In clinical practice, secondary diencephalic lesions of the thyroid gland are found. They are characterized by increased accumulation of radioactive iodine by the thyroid gland. It is slightly lower at the beginning of the disease. Diencephalic thyrotoxicosis occurs 4–6 months after infection, intoxication or injuries of the skull and are characterized by headaches, dizziness, vomiting, large tremor of the scale, impaired water metabolism, occasionally obesity, small size of the thyroid gland, low effectiveness of thyrostatic drugs.
When diencephalic hypothyroidism revealed unequal severity of individual signs of the disease. The introduction of thyroid-stimulating hormone in such cases leads to an increase in the accumulation of radioactive iodine in the thyroid gland, unlike primary hypothyroidism, in which it does not change the nature of the accumulation.
There are cases of Addison's disease of diencephalic-pituitary origin, for which, unlike the primary lesion of the adrenal glands, less pronounced melasma is characteristic. hypotension and emaciation, easier (without adrenal crises) course, good effect as a result of the use of adrenocorticotropic hormone of the pituitary gland.

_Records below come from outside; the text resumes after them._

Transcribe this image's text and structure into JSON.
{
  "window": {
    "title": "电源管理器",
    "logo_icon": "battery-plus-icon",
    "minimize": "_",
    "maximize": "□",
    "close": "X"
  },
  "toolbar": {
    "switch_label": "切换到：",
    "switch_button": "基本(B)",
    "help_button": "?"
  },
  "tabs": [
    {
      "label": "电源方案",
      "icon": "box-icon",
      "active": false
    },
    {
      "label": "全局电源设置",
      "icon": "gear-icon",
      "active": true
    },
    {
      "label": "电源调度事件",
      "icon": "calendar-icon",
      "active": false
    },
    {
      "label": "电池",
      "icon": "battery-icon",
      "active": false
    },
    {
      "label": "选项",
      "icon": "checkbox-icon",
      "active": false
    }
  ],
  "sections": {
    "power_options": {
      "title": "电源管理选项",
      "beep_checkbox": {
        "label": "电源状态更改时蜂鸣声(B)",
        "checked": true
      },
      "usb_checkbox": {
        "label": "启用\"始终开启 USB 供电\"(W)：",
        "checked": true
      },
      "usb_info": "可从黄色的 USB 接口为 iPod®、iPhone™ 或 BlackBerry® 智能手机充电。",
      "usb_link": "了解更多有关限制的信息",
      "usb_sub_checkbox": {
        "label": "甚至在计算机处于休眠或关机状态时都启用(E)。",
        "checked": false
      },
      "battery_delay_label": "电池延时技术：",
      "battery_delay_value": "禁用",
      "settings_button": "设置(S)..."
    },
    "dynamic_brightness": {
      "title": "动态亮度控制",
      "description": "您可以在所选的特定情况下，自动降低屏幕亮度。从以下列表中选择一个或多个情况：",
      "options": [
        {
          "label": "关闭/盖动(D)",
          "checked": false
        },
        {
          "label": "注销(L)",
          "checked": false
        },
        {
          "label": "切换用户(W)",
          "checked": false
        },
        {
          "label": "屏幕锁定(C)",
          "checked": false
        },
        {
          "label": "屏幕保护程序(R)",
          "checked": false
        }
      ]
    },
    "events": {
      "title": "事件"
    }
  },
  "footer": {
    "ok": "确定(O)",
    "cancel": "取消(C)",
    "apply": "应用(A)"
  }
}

Quite often, diencephalic syndromes disrupt sexual function. In men, impotence develops, in women - amenorrhea. Reduced sexual desire.
Treatment . Recommended anti-inflammatory therapy (penicillin 6-8 million units per course, biomitsin, tetracycline); resolving therapy (biochoinol, 2–3 g every two to three days, for a course — 30.0–40.0); the introduction into the vein of a 40% glucose solution and into the muscles of a 20% aqueous solution of sulphate magnesia; radiotherapy for 50–70 p at intervals of 1-2 days (for a course of 200 r) in combination with dehydrating agents (5% ammonium chloride solution, novurit), use of sedatives and tranquilizers; nasal ion galvanization; symptomatic hormone therapy; diet therapy.
The disability in patients with endocrine forms of diencephalic pathology is often preserved.